Audio

It’s Halloween (Stop Look and Listen)

TRACK #329: 

It’s Halloween (Stop Look and Listen) by Pete Antell

Since everyone’s all Myersed-up right now from Halloween Ends and Fallacy and since over here (a year behind) we’re still yakin’ about Halloween Kills, we thought it’d be a perfect time to drop this addition.

One of the few moments of genuine interest I experienced while watching Halloween Kills last year was the introduction of Big John. A curious tune began to play during the establishing shots of the Myers house. A tune I was unfamiliar with. Even as it played, I couldn’t quite tell if it was a bonafide Halloween oldie I had just never heard before or some new song made to sound old.

I stayed through the whole credits of that dumb movie just to find out the name of that song.

Turns out it was It’s Halloween (Stop Look, and Listen) by Pete Antell, and the answer to that question, evidently, is somewhere right in the middle.

The song was apparently written by musician and band leader Raymond “Dutch” Wolff way back in 1952. According to his daughter, Melora (who provides several bits of interesting history via the YouTube listing where this song debuted) it was a tune he used to sing to the children when they were all young.

However, the song was never actually recorded. At least it hadn’t been until Wolff’s friend, a musician/singer/songwriter and producer named Pete Antell urged him to lay down the track.

So, they all set about recording it, getting the old band back together as it were, with Pete on vocals and Ray himself firing up the sax. They then released the track in 2012 on YouTube, where it stayed, mostly under the radar, for almost 10 years until it magically appeared in David Gordon Green’s Halloween Kills.

Then, it blew up. Thousands upon thousands of views and hundreds upon hundreds of comments demanding the song be released later, Pete and company dropped a digital single onto streaming platforms within a couple of weeks.

Curiously though, they changed the name of the song to Stop Look and Listen, It’s Halloween for its official release. I’m not sure why exactly, and I rather prefer it’s original title, but hey, it’s their tune.

Pete is kind enough to pop into his own YouTube comments thread at times, but most of his responses are terse and lack elaboration. Trust me, I read through all 800 and whatever of them just to try to dig up information on this track.

And though I’m sure you’re aware, I’d just like to say here, a YouTube comments section is an awful place to spend any amount of time.

Pro-tip for young YouTubers reading: no one gives a shit why you’re there watching a video, or even that you are. Please refrain from wasting peoples time and bandwidth with the unnecessary and tiresome “Here cause of Halloween Kills.” Yeah, no shit.

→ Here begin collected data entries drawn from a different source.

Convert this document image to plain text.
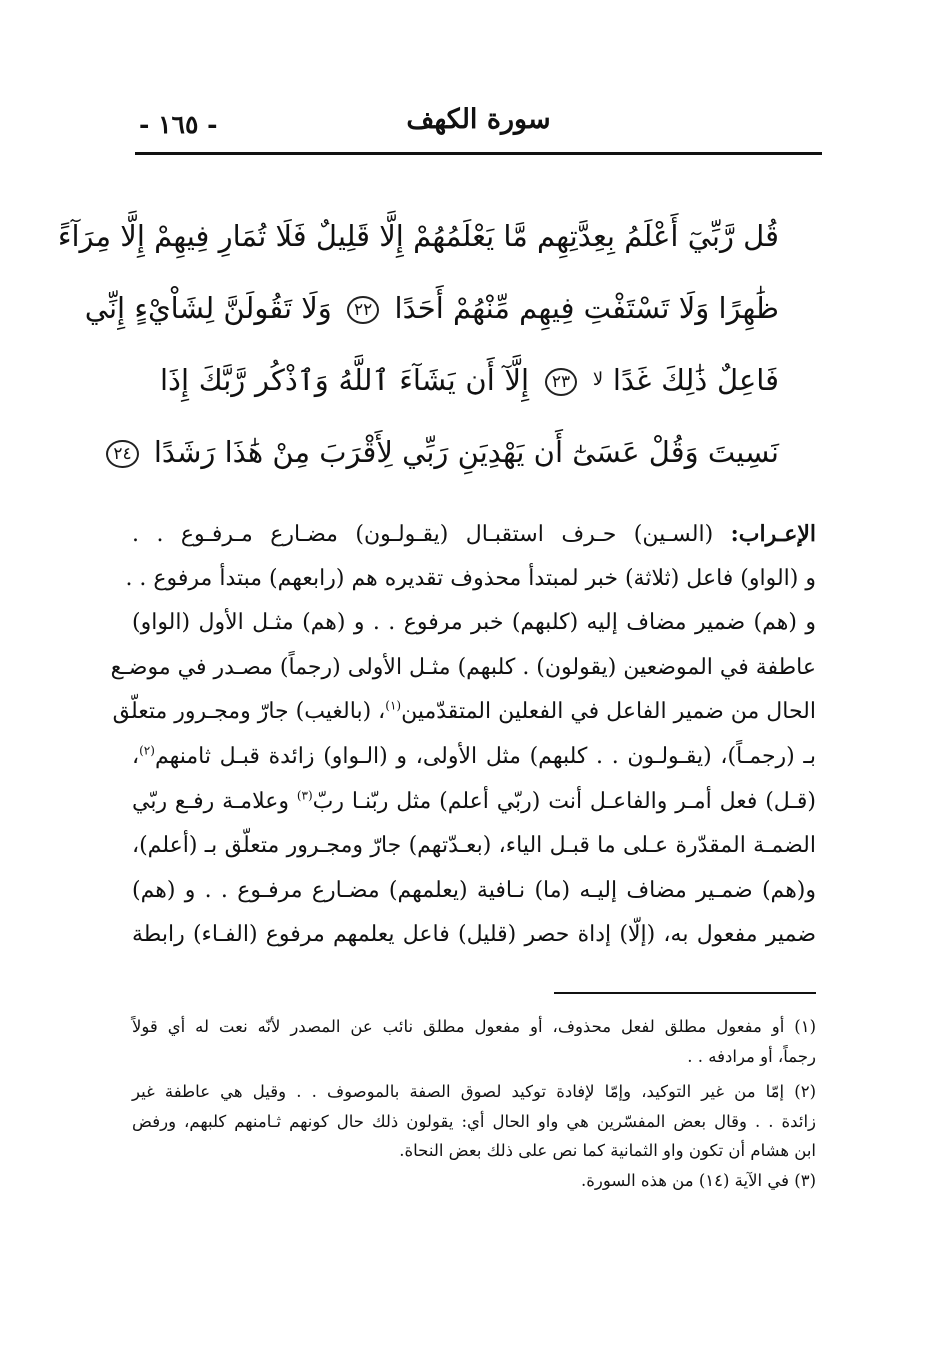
سورة الكهف
- ١٦٥ -
قُل رَّبِّيٓ أَعْلَمُ بِعِدَّتِهِم مَّا يَعْلَمُهُمْ إِلَّا قَلِيلٌ فَلَا تُمَارِ فِيهِمْ إِلَّا مِرَآءً
ظَٰهِرًا وَلَا تَسْتَفْتِ فِيهِم مِّنْهُمْ أَحَدًا ٢٢ وَلَا تَقُولَنَّ لِشَاْيْءٍ إِنِّي
فَاعِلٌ ذَٰلِكَ غَدًا $^{لا}$ ٢٣ إِلَّآ أَن يَشَآءَ ٱللَّهُ وَٱذْكُر رَّبَّكَ إِذَا
نَسِيتَ وَقُلْ عَسَىٰٓ أَن يَهْدِيَنِ رَبِّي لِأَقْرَبَ مِنْ هَٰذَا رَشَدًا ٢٤
الإعـراب: (السـين) حـرف استقبـال (يقـولـون) مضـارع مـرفـوع . .
و (الواو) فاعل (ثلاثة) خبر لمبتدأ محذوف تقديره هم (رابعهم) مبتدأ مرفوع . .
و (هم) ضمير مضاف إليه (كلبهم) خبر مرفوع . . و (هم) مثـل الأول (الواو)
عاطفة في الموضعين (يقولون) . كلبهم) مثـل الأولى (رجماً) مصـدر في موضـع
الحال من ضمير الفاعل في الفعلين المتقدّمين$^{(١)}$، (بالغيب) جارّ ومجـرور متعلّق
بـ (رجمـاً)، (يقـولـون . . كلبهم) مثل الأولى، و (الـواو) زائدة قبـل ثامنهم$^{(٢)}$،
(قـل) فعل أمـر والفاعـل أنت (ربّي أعلم) مثل ربّنـا ربّ$^{(٣)}$ وعلامـة رفـع ربّي
الضمـة المقدّرة عـلى ما قبـل الياء، (بعـدّتهم) جارّ ومجـرور متعلّق بـ (أعلم)،
و(هم) ضمـير مضاف إليـه (ما) نـافية (يعلمهم) مضـارع مرفـوع . . و (هم)
ضمير مفعول به، (إلّا) إداة حصر (قليل) فاعل يعلمهم مرفوع (الفـاء) رابطة
(١) أو مفعول مطلق لفعل محذوف، أو مفعول مطلق نائب عن المصدر لأنّه نعت له أي قولاً
رجماً، أو مرادفه . .
(٢) إمّا من غير التوكيد، وإمّا لإفادة توكيد لصوق الصفة بالموصوف . . وقيل هي عاطفة غير
زائدة . . وقال بعض المفسّرين هي واو الحال أي: يقولون ذلك حال كونهم ثـامنهم كلبهم، ورفض
ابن هشام أن تكون واو الثمانية كما نص على ذلك بعض النحاة.
(٣) في الآية (١٤) من هذه السورة.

Oh, and I’d like to double that sentiment for the even more annoying “POV” prefaced “no one was watching this video until Halloween Kills.” Again, no shit, jackass. And that includes you, nimrod. Just watch the video, thumb it up and move the fuck along. Yikes.

My apologies. I just felt particularly stupefied after wading through that insipid thread for nuggets of information that were few and far between. Back to the tune!

So, though it was recorded only 10 years ago, this number has all the Hallmarks of a jazzy tune written in 1952. It’s a little piece of nostalgia that taps right into the heart of an old time Halloween, cause that’s where it originated. And I doubt I’m in the minority when I say that this, not even this scene, but exclusively this song, is the best thing Halloween Kills has to offer.

So we’ve peppered it with some H43 samples and used the original title here, as it is listed in the film, cause old or not, you got a bonafide inclusive Halloween track on your hands now.

Lead in by hometown hero Willy the Kid, on WURG, Haddonfield’s home for rock, which makes a sneeze and you’d miss it appearance there in Kills. You can expect to hear a little more Willy next year, cause you know there’s nothing we like more around here than Horror movie DJs. And Halloween Ends put Willie right in the drivers seat, as he opened up that whole shitshow with the Halloween monster party playlist staple and Shindig bullpenner Midnight Monster Hop by Jack and Jim. Which, true to the precedent set by its predecessor, is the single best part of that whole movie.

We got kind of a Halloween thing happening here right now, so we’ll just have to leave that ditty in the pen for one more year.

Until then, stop look and listen…it’s almost Halloween!